Yaa mayan prekk sih. namanya juga rabi.



Nikah itu perkara menyambung persaudaraan. Ya, nikah itu pertemuan dua keluarga yang mencipta keluarga inti baru. Kecuali kalian incest, di indonesia kalian bisa dibakar, dan dikecapi. Kalo pacaran, kamu pol mentok basa basi di teras sambil nungguin doi selesai dandan. Nikah beda, kamu harus bermuka palsu ketemu tantenya suamimu.. sebagai cowok kamu harus pura-pura paham indeks harga saham gabungan yang merosot 2% ketika diajak ngobrol sama bapaknya istrimu, ya ndonya ki angel e su. Nek gampang ya main solitaire wae. Oke lanjut. Kalian harus saling melebur, karena kamu juga dianggap anak sama mertua, pun orang tuamu pasti nganggep anak sama istrimu.
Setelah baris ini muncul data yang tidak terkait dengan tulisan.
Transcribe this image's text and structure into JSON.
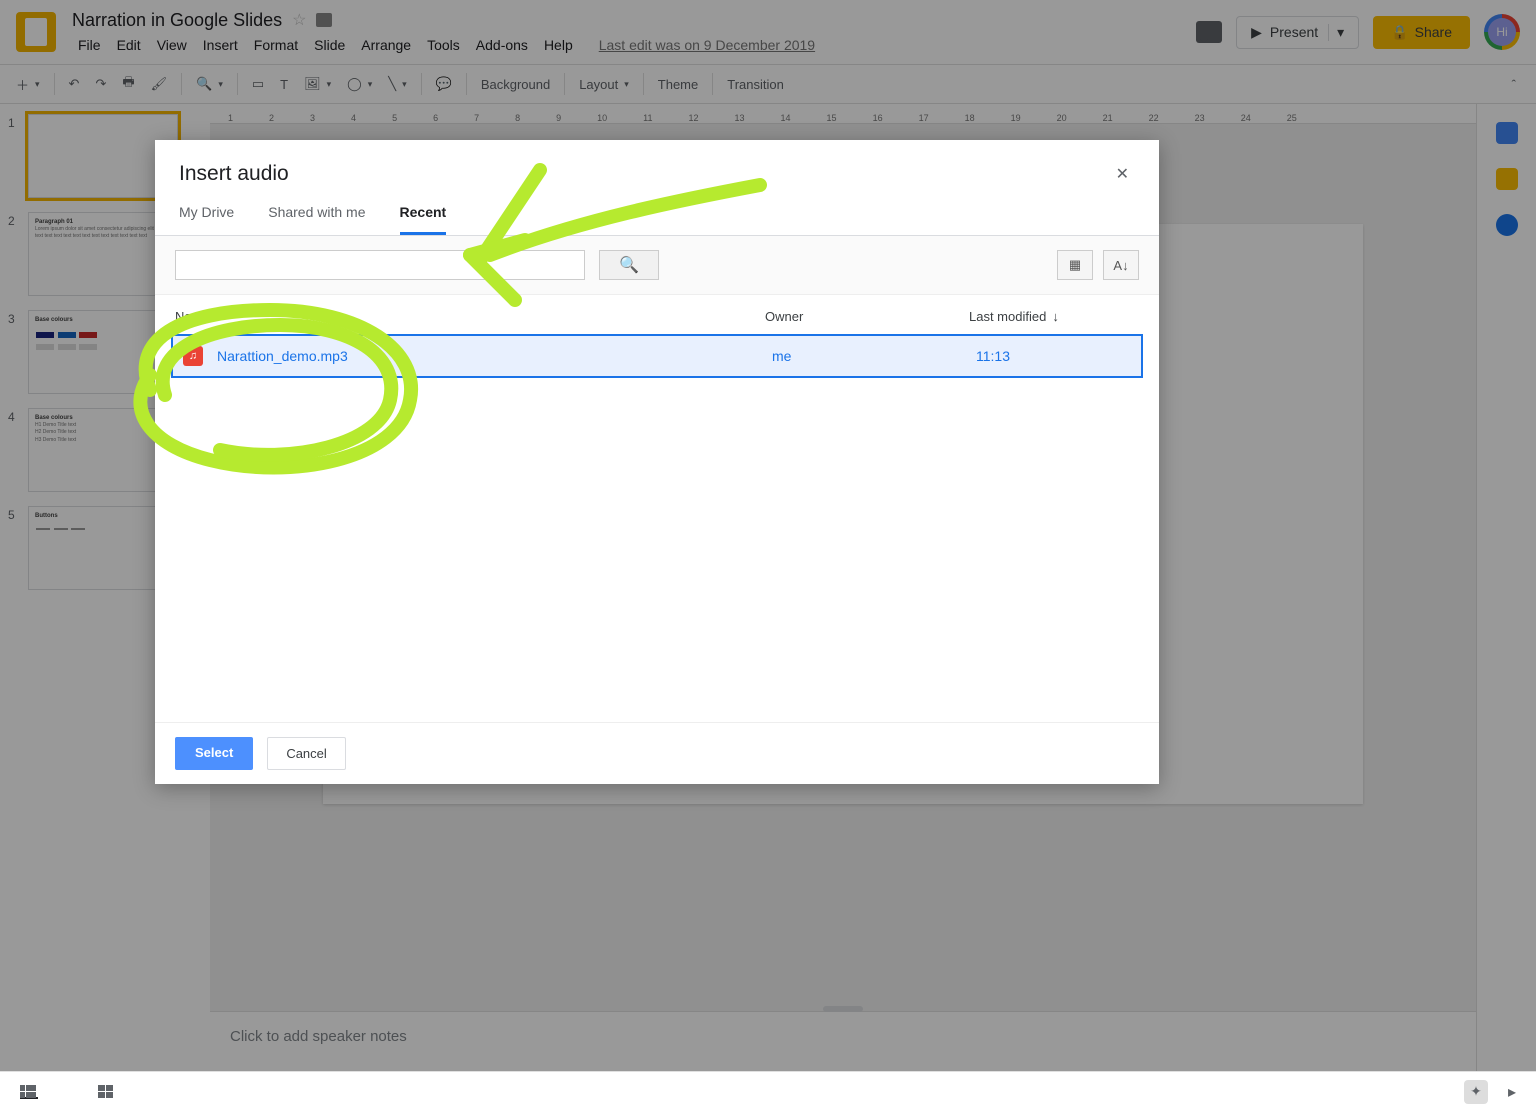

Saling peduli dan juga jangan lupa nama om-om tante-tante precil precil saudara keluarga pasanganmu, kalo lupa ya bisa jadi ribut lho. Kamu kan cah anyar.

Nikah itu perkara kerjasama. kalian bukan hanya omah-omah dewe. Bukan hanya bisa pamer cengangas cengenges bagi bagi undangan nikah. Kalian sudah dianggap tim yang solid. Kalian akan bersama dalam setiap acara, dan akan mulai gatel kalo kamu dateng ke acara dan ditanya" lho, istrinya ga diajak pak" Ya selain itu klean akan disebut sebagai "pak" dan buat istri, namamu akan pudar, dan digantikan nama suamimu yang sebenernya kamu risih. Indonesia gitu. Kalian akan kompak dalam menghadapi masalah, menghadapi mbayar cicilan omah, mbayar listrik, kerjasama gimana caranya meja ruang tamu tetep ada cemilan buat tamu, gimana caranya kulkas tetep penuh biar kalo mertua dateng merasa anaknya sejahtera. dan sebagainya.

Daaan walaupun saya belum menikah, mari kita berkonsensus untuk memberikan alasan terbaik kepada orang tua agar tidak menagih hutang nikah kepada anaknya yang baru masuk umur mid-20. Dan buat yang sudah mau nikah dan berencana nikah, saya pasti dan selalu doakan agar kalian lancar dan bahagia serta bisa terus membuat saya iri. kalian adalah bravesman. Wani rabi.